Pas tous les vieux mais pas loin ; et je peux me permettre de le dire parce que je suis vieux : dans le sexagénariat avancé. Mais ce n'est pas d'hier que je suis vieux : j'ai commencé à l'être à l'âge de vingt ans. Pour les ti-culs de dix ans. Après ça, ça a été à trente ans pour ceux qui n'en avaient que vingt ; à quarante ans pour les jeunes de trente ans ; et ainsi de suite. Tout est une question de point de vue sauf que les vieux que j'haïs en ce moment sont parfois moins âgés que moi !

Vous les connaissez ceux dont je parle : ce sont des empêcheurs de tourner en rond de première classe, des gens qui ralentissent la circulation au bureau de poste, à la banque, à la pharmacie, jusqu'au café du coin. Trente ans qu'ils achètent le même journal, au même endroit, à la même heure et qu'ils se sentent obligés de faire un bout de jasette avec le revendeur, histoire d'embêter ceux qui sont derrière eux.

Au restaurant, un jour, j'ai entendu un de ces vieux schnook demander au serveur quelles sortes d'eau minérale il avait. Le serveur, bien gentil, lui en énuméra une vingtaine : "Badoit, Évian, Perrier, etc, etc." Et le vieux de lui répondre : "Vous n'avez pas de Contrex... C'est malheureux." - C'était l'histoire de Fernand Raynaud et de son croissant.

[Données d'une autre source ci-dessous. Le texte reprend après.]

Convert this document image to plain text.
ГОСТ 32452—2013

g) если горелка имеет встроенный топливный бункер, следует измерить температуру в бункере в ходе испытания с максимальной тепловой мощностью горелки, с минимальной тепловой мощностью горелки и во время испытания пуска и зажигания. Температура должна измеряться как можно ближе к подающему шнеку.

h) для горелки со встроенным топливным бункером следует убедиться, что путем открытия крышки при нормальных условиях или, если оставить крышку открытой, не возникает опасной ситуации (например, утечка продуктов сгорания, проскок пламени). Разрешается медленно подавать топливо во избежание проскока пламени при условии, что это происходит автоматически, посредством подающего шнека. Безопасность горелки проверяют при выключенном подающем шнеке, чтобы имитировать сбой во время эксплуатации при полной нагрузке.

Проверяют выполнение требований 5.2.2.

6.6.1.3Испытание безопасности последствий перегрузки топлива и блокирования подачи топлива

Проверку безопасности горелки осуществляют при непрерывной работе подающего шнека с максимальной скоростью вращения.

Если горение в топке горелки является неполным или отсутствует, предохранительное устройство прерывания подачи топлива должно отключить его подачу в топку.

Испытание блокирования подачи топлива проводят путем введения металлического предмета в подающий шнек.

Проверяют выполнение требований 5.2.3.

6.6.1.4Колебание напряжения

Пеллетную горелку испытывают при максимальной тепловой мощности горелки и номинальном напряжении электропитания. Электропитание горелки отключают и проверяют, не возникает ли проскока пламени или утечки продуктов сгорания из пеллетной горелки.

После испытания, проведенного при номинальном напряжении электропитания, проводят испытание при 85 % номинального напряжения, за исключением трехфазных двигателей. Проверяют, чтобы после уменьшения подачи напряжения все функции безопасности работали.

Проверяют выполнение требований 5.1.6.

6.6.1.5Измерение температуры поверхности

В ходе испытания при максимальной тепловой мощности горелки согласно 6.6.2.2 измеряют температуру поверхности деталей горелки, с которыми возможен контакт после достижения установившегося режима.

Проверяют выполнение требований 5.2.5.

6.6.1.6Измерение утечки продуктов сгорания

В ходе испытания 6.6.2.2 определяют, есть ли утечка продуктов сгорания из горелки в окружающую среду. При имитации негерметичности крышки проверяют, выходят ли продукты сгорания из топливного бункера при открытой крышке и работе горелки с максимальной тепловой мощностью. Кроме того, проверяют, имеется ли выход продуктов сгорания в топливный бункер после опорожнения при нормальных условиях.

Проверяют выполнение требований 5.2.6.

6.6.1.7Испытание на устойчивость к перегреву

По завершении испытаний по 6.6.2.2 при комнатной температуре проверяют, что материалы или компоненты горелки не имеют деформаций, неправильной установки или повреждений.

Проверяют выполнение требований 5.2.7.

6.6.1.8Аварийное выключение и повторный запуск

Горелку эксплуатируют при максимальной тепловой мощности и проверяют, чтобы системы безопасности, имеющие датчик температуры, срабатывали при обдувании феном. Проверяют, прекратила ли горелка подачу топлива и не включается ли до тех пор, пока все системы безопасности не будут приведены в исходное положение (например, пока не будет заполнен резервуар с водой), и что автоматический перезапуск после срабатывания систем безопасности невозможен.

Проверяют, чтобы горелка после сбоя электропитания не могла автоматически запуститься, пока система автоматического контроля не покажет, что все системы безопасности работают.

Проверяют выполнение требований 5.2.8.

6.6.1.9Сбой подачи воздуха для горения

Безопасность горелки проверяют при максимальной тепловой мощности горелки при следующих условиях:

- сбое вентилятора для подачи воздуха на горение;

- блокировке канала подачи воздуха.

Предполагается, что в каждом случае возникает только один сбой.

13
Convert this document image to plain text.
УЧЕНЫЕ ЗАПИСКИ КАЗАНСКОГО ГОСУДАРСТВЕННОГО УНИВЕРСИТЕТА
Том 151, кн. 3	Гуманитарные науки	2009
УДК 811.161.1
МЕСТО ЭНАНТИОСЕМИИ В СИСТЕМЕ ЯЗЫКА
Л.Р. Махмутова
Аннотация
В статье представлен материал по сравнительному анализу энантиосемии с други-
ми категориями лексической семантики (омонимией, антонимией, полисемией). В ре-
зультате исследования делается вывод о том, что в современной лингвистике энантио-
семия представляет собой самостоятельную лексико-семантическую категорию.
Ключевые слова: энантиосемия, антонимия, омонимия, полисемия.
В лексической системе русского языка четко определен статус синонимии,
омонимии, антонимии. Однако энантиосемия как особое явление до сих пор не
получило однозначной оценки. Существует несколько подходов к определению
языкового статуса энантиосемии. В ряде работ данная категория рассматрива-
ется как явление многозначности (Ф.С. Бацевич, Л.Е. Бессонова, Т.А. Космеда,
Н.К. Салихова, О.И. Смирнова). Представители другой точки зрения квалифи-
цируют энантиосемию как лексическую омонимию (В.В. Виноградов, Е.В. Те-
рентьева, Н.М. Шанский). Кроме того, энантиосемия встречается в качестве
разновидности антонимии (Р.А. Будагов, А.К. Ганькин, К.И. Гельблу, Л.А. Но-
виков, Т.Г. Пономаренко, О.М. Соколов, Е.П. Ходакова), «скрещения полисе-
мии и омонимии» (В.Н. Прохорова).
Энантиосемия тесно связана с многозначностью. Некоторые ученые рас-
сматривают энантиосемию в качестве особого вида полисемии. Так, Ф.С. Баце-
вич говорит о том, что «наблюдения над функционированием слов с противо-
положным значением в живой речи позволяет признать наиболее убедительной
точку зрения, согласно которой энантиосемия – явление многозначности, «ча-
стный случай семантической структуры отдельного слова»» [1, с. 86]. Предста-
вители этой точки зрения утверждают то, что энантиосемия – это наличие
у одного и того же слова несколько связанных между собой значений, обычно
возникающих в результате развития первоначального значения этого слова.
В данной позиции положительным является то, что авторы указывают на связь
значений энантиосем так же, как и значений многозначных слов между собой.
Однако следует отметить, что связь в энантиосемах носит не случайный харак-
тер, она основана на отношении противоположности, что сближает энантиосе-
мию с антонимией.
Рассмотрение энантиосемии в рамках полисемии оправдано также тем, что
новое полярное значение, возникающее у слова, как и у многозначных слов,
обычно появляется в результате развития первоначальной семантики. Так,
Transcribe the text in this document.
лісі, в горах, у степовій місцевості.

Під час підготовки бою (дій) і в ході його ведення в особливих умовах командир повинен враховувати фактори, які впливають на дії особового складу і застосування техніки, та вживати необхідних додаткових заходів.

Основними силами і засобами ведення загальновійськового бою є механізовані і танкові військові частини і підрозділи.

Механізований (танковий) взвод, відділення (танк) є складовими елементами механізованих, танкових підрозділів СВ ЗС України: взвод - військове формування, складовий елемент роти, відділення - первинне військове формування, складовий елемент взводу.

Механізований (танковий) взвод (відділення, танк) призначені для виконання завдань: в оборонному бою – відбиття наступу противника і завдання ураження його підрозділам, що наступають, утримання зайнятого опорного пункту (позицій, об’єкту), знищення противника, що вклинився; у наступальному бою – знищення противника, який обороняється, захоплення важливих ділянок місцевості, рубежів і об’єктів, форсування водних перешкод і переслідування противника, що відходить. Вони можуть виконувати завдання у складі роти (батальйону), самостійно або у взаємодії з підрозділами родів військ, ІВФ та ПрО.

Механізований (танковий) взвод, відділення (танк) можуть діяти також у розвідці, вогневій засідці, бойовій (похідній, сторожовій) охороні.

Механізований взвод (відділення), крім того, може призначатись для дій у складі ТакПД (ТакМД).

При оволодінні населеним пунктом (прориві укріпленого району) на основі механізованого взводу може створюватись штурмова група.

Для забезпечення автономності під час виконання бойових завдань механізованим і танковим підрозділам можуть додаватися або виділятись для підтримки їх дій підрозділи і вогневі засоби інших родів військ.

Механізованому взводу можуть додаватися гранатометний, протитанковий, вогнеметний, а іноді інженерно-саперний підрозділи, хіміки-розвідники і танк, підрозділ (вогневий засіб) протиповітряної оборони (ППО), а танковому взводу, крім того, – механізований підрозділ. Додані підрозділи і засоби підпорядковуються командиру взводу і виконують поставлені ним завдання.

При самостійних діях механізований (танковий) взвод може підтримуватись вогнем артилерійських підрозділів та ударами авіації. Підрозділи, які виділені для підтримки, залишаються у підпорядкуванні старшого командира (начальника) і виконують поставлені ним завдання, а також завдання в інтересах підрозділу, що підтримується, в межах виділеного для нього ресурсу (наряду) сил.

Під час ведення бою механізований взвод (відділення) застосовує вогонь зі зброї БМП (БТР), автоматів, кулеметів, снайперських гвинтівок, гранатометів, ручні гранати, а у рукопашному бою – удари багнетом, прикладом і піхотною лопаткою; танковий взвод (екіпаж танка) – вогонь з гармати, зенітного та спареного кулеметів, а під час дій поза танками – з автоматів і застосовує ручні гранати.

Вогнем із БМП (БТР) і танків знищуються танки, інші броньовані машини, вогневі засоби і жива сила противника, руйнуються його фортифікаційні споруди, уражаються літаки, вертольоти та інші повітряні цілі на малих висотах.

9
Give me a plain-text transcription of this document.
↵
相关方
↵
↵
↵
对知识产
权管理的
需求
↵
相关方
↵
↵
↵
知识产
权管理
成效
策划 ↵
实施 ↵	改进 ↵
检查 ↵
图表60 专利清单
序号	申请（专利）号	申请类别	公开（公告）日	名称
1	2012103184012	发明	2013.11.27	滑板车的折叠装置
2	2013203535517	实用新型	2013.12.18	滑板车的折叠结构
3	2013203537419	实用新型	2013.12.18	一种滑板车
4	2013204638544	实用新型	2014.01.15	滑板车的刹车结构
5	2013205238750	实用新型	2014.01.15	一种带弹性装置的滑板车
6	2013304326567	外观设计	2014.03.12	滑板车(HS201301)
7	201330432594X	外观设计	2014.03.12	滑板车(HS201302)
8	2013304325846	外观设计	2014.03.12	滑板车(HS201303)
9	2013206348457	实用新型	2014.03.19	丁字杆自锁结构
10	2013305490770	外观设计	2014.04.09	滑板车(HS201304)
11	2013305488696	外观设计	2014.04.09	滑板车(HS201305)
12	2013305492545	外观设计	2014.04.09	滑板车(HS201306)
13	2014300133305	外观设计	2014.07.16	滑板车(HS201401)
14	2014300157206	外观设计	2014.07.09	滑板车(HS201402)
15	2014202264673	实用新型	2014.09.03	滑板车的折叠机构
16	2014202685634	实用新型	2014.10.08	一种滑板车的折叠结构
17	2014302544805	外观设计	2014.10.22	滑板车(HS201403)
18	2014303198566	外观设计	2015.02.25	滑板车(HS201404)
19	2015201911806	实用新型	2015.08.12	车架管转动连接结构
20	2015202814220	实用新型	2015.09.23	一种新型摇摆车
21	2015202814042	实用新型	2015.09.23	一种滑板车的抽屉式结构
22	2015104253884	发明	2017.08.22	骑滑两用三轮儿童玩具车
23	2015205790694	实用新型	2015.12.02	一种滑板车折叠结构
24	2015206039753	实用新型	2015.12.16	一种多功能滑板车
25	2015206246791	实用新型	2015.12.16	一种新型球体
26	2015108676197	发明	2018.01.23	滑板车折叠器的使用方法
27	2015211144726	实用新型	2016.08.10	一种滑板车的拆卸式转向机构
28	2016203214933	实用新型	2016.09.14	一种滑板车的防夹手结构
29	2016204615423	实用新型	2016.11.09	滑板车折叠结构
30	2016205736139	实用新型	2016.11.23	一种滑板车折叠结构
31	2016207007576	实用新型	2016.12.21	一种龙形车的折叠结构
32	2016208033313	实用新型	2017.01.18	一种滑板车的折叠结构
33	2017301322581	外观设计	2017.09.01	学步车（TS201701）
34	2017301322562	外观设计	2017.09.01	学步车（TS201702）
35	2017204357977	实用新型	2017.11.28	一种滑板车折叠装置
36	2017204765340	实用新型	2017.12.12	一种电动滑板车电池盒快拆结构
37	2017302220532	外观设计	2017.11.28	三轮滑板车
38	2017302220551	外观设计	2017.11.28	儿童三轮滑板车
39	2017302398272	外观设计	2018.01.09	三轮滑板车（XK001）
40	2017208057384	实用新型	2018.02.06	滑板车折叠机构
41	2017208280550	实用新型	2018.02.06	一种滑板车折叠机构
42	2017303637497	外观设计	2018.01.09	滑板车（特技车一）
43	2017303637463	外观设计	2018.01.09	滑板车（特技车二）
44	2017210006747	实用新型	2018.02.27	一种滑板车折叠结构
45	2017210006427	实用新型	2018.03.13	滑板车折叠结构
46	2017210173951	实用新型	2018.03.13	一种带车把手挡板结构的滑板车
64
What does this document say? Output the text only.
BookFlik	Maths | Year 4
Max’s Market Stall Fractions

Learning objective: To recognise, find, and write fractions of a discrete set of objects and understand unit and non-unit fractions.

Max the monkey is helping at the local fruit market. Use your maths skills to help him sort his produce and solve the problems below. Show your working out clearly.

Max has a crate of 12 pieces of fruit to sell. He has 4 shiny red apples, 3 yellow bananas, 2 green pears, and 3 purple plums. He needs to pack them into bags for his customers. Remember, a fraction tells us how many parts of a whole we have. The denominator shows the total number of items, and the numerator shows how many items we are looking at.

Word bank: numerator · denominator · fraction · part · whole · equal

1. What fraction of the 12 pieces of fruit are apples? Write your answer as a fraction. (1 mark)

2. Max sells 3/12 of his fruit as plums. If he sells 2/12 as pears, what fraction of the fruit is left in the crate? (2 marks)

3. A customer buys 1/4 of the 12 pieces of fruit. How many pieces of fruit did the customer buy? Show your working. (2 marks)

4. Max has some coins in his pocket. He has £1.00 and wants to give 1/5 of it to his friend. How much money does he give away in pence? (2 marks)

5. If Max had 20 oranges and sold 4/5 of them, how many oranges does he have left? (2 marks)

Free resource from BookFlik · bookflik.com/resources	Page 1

J'haïs les vieux qui, au McDo, se sentent obligés de lire tous les menus pour commander leur Big Mac.

J'haïs les vieux qui, au volant de leur voiture, roule à 30 km/h dans une zone de 40 et qui ralentissent à tous les coins de rues pour vérifier où ils en sont.

J'haïs les vieux dont toutes les phrases commencent par : "Dans mon temps..."

J'haïs les vieux qui, deux par deux ou en groupe, bloquent les couloirs, les escaliers, les trottoirs, surtout quand ils s'arrêtent.

J'haïs la vieille qui, au supermarché, attend qu'on lui demande de payer ses achats avant d'ouvrir son sac pour en extraire sa sacoche dans lequel se trouve son réticule qui contient sa bourse à l'intérieur de laquelle se trouve son pemier porte-monnaie...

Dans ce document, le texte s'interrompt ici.